MSBOS is subjected to constant improvement and updated with inputs from all quarters, namely, the treating clinicians, anesthetists, surgeons, nurses, as well as the blood bank staff with an overall guidance from the hospital transfusion committee. These efforts and contributions are the key for better transfusion practices in the hospital. Apart from the constant surveillance from the hospital transfusion committee, hospital educational programs may be developed for improvement of blood transfusion practices and to provide a framework for blood bank audit. These educational programs include circulation of information sheets, reminders, regular audit, as well as adoption of revised guidelines.

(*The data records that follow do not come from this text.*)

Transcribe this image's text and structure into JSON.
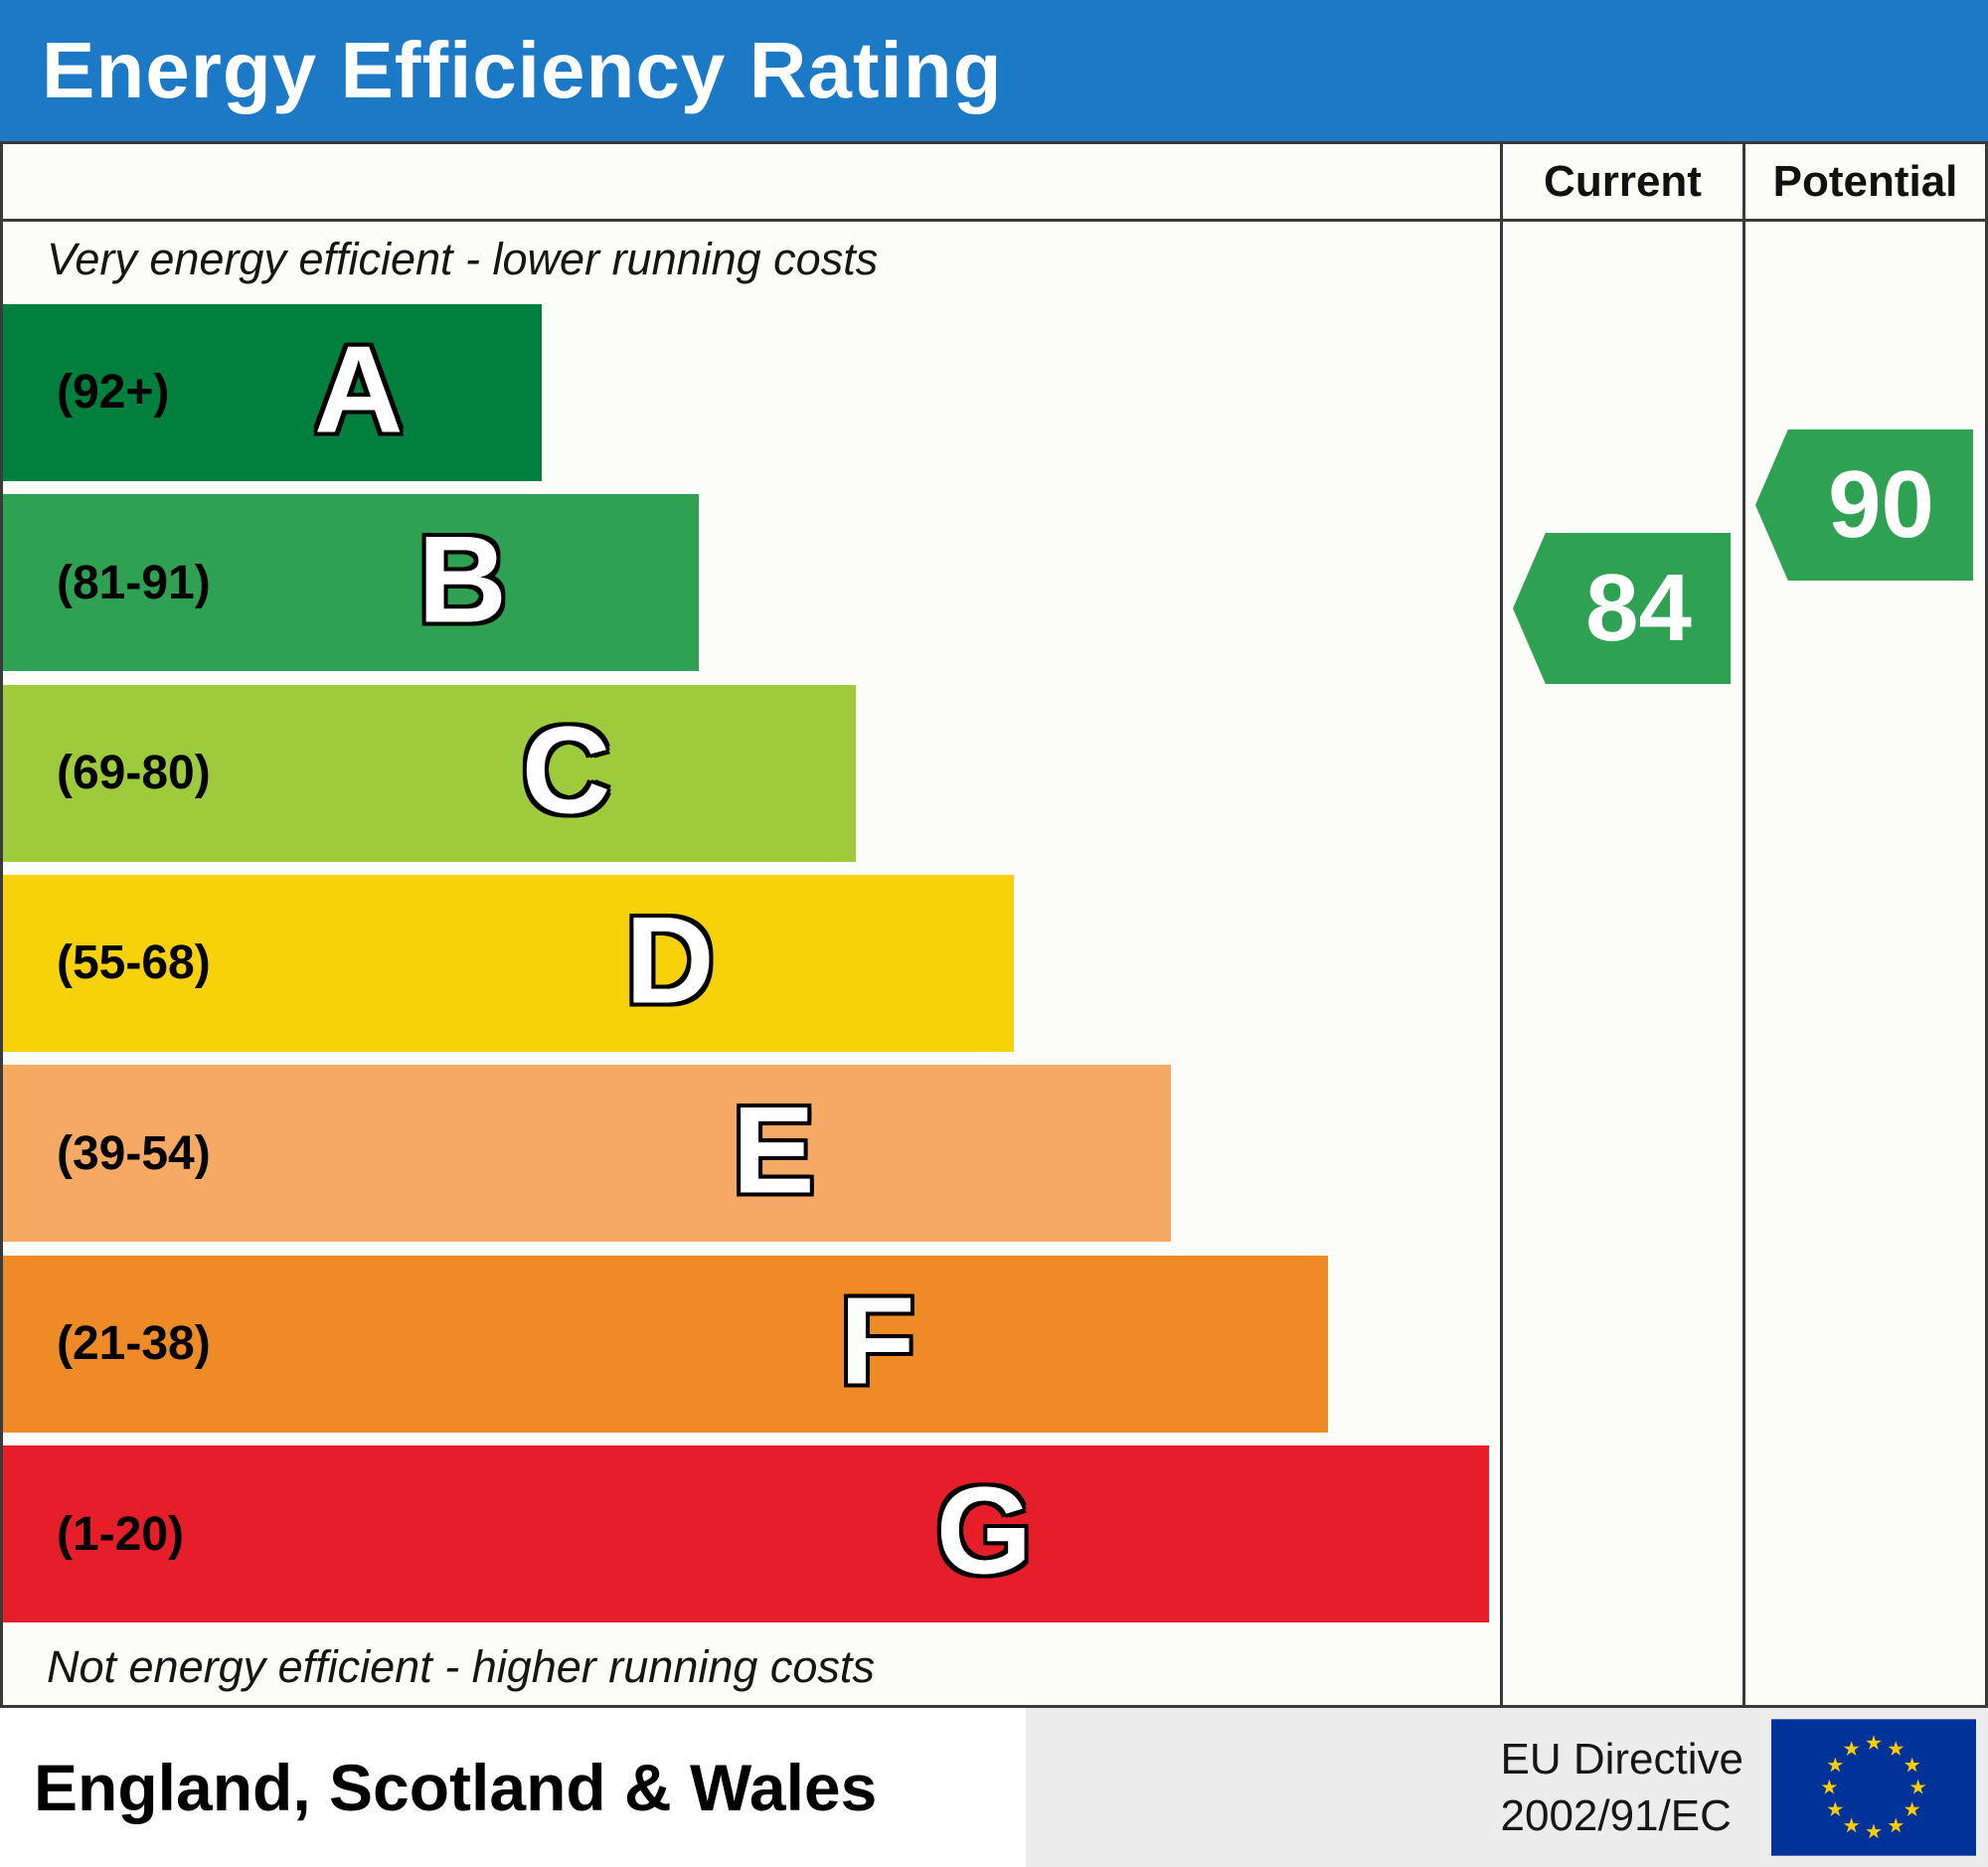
{
  "header": {
    "title": "Energy Efficiency Rating",
    "bg": "#1c79c5"
  },
  "chart_data": {
    "type": "bar",
    "title": "Energy Efficiency Rating",
    "annotations": {
      "top": "Very energy efficient - lower running costs",
      "bottom": "Not energy efficient - higher running costs"
    },
    "bands": [
      {
        "letter": "A",
        "range": "(92+)",
        "min": 92,
        "max": 100,
        "color": "#007f3d",
        "width_pct": 36
      },
      {
        "letter": "B",
        "range": "(81-91)",
        "min": 81,
        "max": 91,
        "color": "#2ea152",
        "width_pct": 46.5
      },
      {
        "letter": "C",
        "range": "(69-80)",
        "min": 69,
        "max": 80,
        "color": "#9dcb3c",
        "width_pct": 57
      },
      {
        "letter": "D",
        "range": "(55-68)",
        "min": 55,
        "max": 68,
        "color": "#f7d10a",
        "width_pct": 67.5
      },
      {
        "letter": "E",
        "range": "(39-54)",
        "min": 39,
        "max": 54,
        "color": "#f5a963",
        "width_pct": 78
      },
      {
        "letter": "F",
        "range": "(21-38)",
        "min": 21,
        "max": 38,
        "color": "#ee8b26",
        "width_pct": 88.5
      },
      {
        "letter": "G",
        "range": "(1-20)",
        "min": 1,
        "max": 20,
        "color": "#e61e29",
        "width_pct": 99.3
      }
    ],
    "current": {
      "label": "Current",
      "value": 84,
      "band": "B",
      "color": "#2ea152"
    },
    "potential": {
      "label": "Potential",
      "value": 90,
      "band": "B",
      "color": "#2ea152"
    }
  },
  "footer": {
    "region": "England, Scotland & Wales",
    "directive_line1": "EU Directive",
    "directive_line2": "2002/91/EC",
    "flag": {
      "name": "eu-flag",
      "bg": "#003399",
      "star": "#ffcc00"
    }
  }
}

The system of SBOS allows for flexibility in the sense that should an antibody screen results be positive, antigen-negative, crossmatched blood must be made readily available. These blood ordering schedules are subject to approval by both the hospital transfusion committee and the clinicians. The efficiency of any blood ordering schedule implementation would require a similar audit after a minimum period of 6 months. The present schedule was presented before the hospital transfusion committee and approval was obtained from both the committee members and Orthopedicians.

A sufficient number of patients were not available for surgeries, such as tension-band wiring and lumbar discectomy (n < 5), which may have biased our final result in making the blood ordering schedule. However, as an initial measure it would prove to cut down unnecessary costs of reagents, resources, and the workload of blood bank personnel. Prospective studies would be required to find the efficiency of such SBOEs in other elective procedures. Also, for purposes of ease and simplicity we chose to employ the SBOE in the present study. Other factors, such as low weight, short stature, which may predict the risk of allogenic transfusion, were not taken in to account in this SBOE.

CONCLUSIONS

We had 41% of crossmatched blood being utilized for elective orthopedic surgery. A high C:T (>2.5) ratio was observed in internal fixation with compression plating, dynamic compression screw, dynamic hip screw, lumbar discectomy and hip prosthetic replacement. The calculated RBC units were less than 0.5 units in 5 of the 12 elective procedures and hence we recommend a group and save policy for them. In order to reduce unnecessary crossmatching, blood ordering schedule catering to surgeon and patient requirements is the need of the hour. It is essential for every institutional blood bank to formulate a blood ordering schedule in conjunction with the clinicians for appropriate blood usage. Regular auditing and periodic feedbacks are also essential to improve the blood utilization practices.